小説を読了後、本作の主人公、薪野と洋子にとって重要な役割を果たす、幸福の硬貨という架空の映画作品であり、架空の曲が猛烈に気になり出した。


私が読了する頃には既に映画公開が終わっていて、作品がレンタルできたので、即レンタル。

音楽に意識を向かわせながら、ドキドキで鑑賞した。

音楽が小説の世界観をそのまま現実に作り上げていて、観賞後は全く言葉にならなかった…

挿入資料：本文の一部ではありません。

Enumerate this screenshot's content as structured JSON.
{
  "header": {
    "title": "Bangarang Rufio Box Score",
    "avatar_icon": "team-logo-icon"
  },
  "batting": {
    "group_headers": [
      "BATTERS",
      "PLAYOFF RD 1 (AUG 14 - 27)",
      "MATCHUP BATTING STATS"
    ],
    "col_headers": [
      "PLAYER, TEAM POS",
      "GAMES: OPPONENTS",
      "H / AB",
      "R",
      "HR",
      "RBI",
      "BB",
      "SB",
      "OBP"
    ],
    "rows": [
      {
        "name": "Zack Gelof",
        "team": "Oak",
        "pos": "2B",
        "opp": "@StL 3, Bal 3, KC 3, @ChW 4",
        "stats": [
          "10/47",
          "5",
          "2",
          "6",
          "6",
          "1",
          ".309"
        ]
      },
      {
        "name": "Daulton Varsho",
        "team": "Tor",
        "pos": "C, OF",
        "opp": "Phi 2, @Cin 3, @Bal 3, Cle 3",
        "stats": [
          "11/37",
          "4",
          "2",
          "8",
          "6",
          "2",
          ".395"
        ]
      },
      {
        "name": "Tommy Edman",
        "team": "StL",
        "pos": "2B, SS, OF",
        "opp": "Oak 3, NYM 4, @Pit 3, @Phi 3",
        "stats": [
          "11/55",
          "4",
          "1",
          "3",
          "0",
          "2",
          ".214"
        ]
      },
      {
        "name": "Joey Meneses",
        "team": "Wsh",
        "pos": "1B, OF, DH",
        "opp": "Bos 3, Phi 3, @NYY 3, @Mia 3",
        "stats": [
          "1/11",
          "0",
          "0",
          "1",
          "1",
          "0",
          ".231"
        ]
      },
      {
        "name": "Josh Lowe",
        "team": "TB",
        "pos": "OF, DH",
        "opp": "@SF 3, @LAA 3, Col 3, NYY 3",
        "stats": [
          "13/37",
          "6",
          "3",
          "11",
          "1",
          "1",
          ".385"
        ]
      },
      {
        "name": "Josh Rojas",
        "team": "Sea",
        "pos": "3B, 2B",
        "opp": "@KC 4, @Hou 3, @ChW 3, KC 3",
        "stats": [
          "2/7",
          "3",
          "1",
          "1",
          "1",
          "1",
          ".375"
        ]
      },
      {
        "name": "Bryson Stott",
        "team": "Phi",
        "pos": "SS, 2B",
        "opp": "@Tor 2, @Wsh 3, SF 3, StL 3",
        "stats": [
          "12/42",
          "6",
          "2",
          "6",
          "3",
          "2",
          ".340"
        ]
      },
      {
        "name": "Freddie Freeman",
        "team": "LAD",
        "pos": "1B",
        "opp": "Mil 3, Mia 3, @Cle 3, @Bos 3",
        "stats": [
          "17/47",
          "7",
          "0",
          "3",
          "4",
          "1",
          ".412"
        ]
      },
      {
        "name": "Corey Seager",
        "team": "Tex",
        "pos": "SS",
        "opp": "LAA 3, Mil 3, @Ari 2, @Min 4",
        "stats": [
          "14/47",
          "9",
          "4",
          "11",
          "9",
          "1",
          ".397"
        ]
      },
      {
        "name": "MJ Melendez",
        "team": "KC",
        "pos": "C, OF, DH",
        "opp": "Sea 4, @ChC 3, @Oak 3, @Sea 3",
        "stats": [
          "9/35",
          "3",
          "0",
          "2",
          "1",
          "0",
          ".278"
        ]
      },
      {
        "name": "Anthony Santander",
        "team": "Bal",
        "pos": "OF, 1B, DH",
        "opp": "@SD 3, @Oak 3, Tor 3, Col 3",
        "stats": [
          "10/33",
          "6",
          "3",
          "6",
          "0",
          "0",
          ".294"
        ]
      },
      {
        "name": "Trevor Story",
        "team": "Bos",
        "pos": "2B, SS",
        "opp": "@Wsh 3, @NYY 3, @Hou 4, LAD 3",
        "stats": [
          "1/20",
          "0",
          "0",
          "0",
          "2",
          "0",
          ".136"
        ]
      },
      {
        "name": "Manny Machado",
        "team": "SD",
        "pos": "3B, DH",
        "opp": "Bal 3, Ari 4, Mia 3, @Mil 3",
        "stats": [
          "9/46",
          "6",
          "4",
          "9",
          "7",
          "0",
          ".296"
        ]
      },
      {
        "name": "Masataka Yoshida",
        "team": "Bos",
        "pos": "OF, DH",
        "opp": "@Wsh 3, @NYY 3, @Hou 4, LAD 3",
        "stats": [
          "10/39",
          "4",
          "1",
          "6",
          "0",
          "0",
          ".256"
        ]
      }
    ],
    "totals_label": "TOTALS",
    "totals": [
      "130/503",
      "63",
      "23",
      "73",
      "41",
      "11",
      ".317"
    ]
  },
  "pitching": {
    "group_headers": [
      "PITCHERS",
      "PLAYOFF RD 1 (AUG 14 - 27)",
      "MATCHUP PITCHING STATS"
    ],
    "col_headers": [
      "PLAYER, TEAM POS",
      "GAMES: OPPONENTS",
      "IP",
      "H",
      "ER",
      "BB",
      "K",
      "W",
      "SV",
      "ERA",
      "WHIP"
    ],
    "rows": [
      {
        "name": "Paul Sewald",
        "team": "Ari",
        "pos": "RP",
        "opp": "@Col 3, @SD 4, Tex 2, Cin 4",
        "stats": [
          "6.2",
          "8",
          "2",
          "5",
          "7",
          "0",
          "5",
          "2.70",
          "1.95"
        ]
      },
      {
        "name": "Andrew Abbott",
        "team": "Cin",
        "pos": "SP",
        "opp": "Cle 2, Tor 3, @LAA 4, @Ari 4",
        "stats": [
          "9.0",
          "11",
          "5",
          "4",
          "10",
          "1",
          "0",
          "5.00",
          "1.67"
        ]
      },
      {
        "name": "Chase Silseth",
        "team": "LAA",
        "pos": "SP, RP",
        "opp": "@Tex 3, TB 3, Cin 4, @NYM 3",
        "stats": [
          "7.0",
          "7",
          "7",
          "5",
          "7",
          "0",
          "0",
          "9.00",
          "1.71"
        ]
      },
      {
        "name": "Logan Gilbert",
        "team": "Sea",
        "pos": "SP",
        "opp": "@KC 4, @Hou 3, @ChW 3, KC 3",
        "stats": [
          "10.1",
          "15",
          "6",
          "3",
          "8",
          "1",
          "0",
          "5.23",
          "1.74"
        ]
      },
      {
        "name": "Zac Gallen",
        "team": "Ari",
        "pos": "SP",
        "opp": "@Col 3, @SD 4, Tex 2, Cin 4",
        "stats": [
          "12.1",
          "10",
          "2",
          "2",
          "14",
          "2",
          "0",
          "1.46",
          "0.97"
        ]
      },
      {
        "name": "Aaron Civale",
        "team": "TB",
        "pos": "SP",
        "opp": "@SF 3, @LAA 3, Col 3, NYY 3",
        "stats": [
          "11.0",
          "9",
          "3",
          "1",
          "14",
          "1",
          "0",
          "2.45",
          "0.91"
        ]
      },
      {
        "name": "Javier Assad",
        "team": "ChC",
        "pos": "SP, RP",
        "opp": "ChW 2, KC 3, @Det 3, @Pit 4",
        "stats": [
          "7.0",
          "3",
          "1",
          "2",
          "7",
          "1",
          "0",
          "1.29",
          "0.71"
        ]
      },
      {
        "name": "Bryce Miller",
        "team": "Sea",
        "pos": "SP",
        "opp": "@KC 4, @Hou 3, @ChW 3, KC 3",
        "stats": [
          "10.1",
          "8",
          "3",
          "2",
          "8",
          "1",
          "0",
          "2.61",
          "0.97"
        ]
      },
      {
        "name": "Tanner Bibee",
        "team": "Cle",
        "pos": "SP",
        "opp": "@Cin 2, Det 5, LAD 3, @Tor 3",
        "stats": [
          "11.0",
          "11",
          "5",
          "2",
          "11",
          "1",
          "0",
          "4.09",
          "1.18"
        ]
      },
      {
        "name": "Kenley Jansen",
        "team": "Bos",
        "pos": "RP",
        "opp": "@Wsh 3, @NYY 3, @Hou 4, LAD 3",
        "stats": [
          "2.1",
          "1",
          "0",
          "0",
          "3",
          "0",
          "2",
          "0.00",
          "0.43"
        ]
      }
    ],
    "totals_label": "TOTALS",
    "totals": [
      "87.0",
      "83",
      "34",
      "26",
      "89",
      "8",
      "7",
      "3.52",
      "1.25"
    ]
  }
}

作品の重要なメッセージもしっかり踏襲されていて、私にはとてつもなく重要な作品に。

主人公2人が出会うシーンで薪野のあるセリフが特徴的だ。

「人は、変えられるのは未来だけだと思い込んでいる。だけど、実際は、未来は常に過去を変えているんです。変えられるとも言えるし、変わってしまうとも言える。過去は、それくらい繊細で、感じやすいものじゃなですか?」 本作92頁より。

この台詞が私には衝撃的で、しばらくこのページを離れられなかった。

何故なら私にとっての過去は不動のもので、私自身、映画「ミッドナイトインパリ」の主人公が抱いているような懐古主義的な人間だからだ。

過去の思い出とか栄光とか諸々全てが私にとっては不動で、どこか美化して、神聖化して、現状の苦悩とかの逃げ道として過去を当てがっていた自分は常にまとわりついている。

これまで、これから先の未来をより良いものにしようと必死で見えない先の先に向かってレールを敷いて、なんかしらの指標を立てがちで、そんな感じで人生を走ってきた自分にはとんでもない衝撃的な出会いだった。

懐古主義的なニュアンスとは全く別物の、未来を作る行為の一環として過去も含めて人生を作るっていう作業を今後はしていきたいなぁと思わされた瞬間だった。


過去は不動のものじゃない。変えられるし、変わってしまうものでもある。今だけをがむしゃらに、未来に向かってただただ突っ走ってきたそんなこれまでの生き方を少し見直したくなった作品でした。